DIÁRIO DA QUARENTENA (CLX)

 


Fui dormir depois das cinco horas da manhã.  Decidi terminar a releitura de 1984, o clássico distópico de George Orwell. Então, enquanto os olhos devoravam páginas e mais páginas de um livro angustiante (principalmente na parte final), o tempo foi sendo diluído e quando cheguei à última página (completamente atônito com as semelhanças com o mundo contemporâneo) estava amanhecendo.

Resultado: dormi a manhã inteira. E fiquei entediado o resto do dia. Nem mesmo o futebol me salvou do aborrecimento. O Santos jogou ontem à noite e não tenho interesse pelas outras equipes do campeonato da primeira divisão. Trocando em miúdos, a tarde e a noite foram uma interminável inércia dominical.  

Pensei em sair para caminhar, mas consegui controlar a ansiedade. Amanhã terei que resolver duas questões estressantes na rua, então o melhor a fazer foi ficar em casa, escutando música e assistindo vídeos de Big Bang Theory. O patético Sheldon Cooper me diverte. No intervalo entre uma coisa e outra, fiz o que costumo fazer nesses momentos: tomei chá, comi gelatina, fui para a sacada olhar o movimento na avenida, pensei em temas que podem ser desenvolvidos em algum texto.

Também acessei vários blogs (e canais no Youtube) de literatura – na vã esperança de encontrar alguma novidade, mas, infelizmente, quase todos parecem interessados em promover os livros editados por clubes de leitura (muitas reedições ou aquela água de flor de laranjeira que dá enjoo). Nada tenho contra o que está na moda. Ao contrário, o parquinho não deve ter restrições e a diversão está liberada para todos. O importante é ler. Quanto mais leitores, melhor o mundo. Evidentemente, tenho esperança de que o leitor de Agatha Christie ou de H. P. Lovecraft possa – em algum momento – mudar as referências e descobrir que existem outros autores no horizonte.
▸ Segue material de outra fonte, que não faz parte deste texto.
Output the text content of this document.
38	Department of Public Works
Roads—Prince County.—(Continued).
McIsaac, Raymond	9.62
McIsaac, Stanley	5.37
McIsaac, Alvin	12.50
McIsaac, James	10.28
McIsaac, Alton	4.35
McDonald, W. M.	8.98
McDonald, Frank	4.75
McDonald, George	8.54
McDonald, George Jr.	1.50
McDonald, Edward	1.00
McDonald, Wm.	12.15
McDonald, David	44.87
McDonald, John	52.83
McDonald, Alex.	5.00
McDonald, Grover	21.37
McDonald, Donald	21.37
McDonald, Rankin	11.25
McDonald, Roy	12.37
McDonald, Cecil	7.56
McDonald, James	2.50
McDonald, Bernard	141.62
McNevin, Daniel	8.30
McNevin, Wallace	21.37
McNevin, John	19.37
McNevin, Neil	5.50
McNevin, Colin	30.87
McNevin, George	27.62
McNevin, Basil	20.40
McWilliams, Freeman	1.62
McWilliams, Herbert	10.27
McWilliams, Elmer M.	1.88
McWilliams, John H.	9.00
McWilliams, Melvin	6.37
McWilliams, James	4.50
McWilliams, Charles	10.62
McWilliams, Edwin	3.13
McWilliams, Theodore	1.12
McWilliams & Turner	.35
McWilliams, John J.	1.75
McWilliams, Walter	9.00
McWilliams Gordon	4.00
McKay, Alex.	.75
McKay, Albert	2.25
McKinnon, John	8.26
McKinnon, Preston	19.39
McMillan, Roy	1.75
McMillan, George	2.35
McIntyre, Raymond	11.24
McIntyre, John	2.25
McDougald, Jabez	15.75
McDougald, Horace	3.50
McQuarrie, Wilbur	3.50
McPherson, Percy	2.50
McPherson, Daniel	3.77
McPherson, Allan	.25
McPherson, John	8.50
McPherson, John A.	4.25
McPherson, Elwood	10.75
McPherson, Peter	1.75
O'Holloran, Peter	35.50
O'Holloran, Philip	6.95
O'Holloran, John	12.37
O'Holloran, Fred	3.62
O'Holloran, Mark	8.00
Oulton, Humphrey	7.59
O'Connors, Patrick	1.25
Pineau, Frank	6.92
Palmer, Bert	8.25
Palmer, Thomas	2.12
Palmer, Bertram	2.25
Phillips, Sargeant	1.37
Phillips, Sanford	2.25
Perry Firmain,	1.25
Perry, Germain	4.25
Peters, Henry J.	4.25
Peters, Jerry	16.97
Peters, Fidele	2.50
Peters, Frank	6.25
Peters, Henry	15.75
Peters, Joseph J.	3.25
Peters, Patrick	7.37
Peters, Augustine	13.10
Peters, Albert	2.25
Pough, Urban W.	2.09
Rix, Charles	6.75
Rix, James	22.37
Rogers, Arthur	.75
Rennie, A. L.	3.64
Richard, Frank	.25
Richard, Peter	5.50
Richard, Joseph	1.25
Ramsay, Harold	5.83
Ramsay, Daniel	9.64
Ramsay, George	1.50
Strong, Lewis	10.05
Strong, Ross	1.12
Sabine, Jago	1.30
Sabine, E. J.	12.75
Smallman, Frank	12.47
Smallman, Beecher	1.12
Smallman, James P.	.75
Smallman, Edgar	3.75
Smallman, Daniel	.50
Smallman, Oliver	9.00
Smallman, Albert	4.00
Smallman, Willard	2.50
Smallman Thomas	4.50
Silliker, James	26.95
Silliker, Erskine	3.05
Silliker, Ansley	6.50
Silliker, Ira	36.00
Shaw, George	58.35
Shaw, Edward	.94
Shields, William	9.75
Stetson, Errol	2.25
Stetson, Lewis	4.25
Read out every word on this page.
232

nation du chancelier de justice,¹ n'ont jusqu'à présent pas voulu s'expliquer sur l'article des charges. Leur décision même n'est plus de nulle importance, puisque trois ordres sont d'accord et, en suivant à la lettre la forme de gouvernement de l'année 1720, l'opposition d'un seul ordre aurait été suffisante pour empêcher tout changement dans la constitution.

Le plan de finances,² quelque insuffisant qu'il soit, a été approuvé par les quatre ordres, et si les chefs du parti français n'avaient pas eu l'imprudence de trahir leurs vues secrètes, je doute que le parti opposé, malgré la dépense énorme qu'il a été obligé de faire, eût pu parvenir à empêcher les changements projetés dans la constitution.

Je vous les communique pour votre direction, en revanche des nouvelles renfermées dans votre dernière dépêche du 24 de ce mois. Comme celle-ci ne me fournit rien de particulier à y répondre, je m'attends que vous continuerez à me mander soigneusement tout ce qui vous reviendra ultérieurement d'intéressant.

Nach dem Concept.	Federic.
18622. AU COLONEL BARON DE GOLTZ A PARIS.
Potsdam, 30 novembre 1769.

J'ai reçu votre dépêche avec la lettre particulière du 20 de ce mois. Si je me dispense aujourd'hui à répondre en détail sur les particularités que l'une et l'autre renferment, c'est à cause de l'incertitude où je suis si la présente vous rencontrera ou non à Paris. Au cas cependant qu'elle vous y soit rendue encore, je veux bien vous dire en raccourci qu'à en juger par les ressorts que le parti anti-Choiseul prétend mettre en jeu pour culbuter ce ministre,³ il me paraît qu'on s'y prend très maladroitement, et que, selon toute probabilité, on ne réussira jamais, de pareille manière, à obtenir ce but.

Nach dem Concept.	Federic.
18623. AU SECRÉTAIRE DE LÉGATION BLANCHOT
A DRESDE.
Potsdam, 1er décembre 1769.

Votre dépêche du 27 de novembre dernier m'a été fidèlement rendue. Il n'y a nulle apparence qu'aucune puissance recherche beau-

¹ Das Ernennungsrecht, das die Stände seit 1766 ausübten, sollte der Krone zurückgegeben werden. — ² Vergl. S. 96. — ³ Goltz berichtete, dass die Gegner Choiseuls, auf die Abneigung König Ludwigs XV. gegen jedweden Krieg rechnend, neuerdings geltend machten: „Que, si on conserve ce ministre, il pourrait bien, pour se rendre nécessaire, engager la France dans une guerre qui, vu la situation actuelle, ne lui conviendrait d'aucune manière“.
Antes que alguém me entenda de forma atravessada, informo que não estou defendendo (neste instante) os clássicos. Longe disso. Os livros canônicos são para outro público (ou talvez para o mesmo, mas essa é uma escolha que deve ser feita pelo leitor). Lembro que Mestre José Paulo Paes, nos anos 80, em ensaio exemplar, afirmou que a literatura de entretenimento estava em falta no Brasil. Passou muita água por debaixo da ponte nesses 60 anos. No momento existe outro panorama na literatura brasileira contemporânea. Foram publicados (na virada do século e depois) muitos romances e contos de ficção científica, góticos, fantasia, temas policiais (e similares). Quase todos estão disponíveis em e-book. Então, o problema não é o acesso.  

Voltando ao 1984, que devo ter lido no final da adolescência, o que me assustou foi a atualidade do livro (publicado originalmente em 1949). O leitor não necessita fazer analogias ou tentar decifrar as metáforas. O texto não utiliza esses recursos. As descrições são lineares, sem qualquer tipo de malabarismo narrativo. O que impressiona é a soma gradativa de tensões em cada linha, em cada parágrafo, e que deságua em lavagem cerebral. Outro tópico assustador é o sistema de vigilância, promovido pelo Estado, e que reflete algumas práticas cotidianas, câmeras de segurança em todos os lugares. Em nome da proteção da propriedade, a vida perdeu o significado e a intimidade desapareceu. A liberdade se transformou em conceito abstrato, mera figura de retórica.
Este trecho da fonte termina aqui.